We know that the enthalpy depends upon the temperature of fluids. Since there’s no change in enthalpy so theoretically there will be no change in the temperature of the fluid stream. Usually for real fluids, a very little temperature drop is observed. In our case, the feed is at 110 oC and the pressure is 27 atm. We’ll suddenly reduce the pressure of the liquid stream and this would ultimately generate a vapor phase without the expenditure of any external energy. There will be ignorable temperature drop. All the beauty of equipment lies in this phenomenon.
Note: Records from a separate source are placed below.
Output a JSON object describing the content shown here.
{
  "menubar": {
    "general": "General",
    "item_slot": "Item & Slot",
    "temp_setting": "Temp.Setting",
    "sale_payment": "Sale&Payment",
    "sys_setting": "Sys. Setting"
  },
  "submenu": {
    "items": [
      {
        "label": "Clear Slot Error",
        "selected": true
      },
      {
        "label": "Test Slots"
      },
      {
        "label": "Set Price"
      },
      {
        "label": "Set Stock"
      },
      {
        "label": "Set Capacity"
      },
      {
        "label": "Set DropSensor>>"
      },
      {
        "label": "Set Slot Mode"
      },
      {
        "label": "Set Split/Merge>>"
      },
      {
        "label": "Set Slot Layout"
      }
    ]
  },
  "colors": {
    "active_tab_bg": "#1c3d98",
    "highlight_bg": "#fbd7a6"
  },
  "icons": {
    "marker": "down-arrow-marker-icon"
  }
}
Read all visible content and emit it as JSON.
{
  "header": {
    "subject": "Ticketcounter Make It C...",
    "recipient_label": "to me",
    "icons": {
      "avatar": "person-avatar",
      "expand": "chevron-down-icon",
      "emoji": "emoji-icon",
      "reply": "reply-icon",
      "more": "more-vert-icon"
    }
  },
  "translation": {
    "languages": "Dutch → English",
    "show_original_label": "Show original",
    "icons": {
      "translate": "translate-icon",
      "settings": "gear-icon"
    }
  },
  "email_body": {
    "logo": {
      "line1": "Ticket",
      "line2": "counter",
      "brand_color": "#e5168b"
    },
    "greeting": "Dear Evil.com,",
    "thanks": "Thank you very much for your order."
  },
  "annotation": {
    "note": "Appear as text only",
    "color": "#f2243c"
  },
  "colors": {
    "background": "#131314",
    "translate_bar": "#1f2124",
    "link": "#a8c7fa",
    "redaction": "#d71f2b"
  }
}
We are generating a second phase without expanding any external energy. But we know that energy is always conserved. We have generated the vapors on the expense of the pressure of the incoming feed So although the process of throttling makes us lose some of the energy contents of the feed stream, yet we get more benefits. Now the problem comes out to be the selection of the valve.
Selection of Valve:-
No ordinary valve would be used for this purpose. We need such a valve that would handle a feed stream with such a high temperature and pressure and allow it to expand suddenly. The valve would allow only one sided flow of the stream. There are a number of options open to us. Globe Valve, Gate Valve, Butterfly Valve, Ball Valve etc are all at our disposal. But none of these is manufactured for the purpose of throttling. As we look for the best choice, we come to know that there’s a valve that is manufactured keeping in mind the sole idea of throttling. This is Lever sealed Plug Cock. The valve operates up to a temperature of 260 oC. It has plastic lining that makes it corrosion resistant. It has a tapered plug that is moved by a lever. The plug contains perforations just like a ball valve. As the feed stream passes through it, pressure drops from 27 atm to 1.4 atm. The temperature change is negligible. So after getting flashed, vapors are generated. The temperature of the stream remains more or less the same.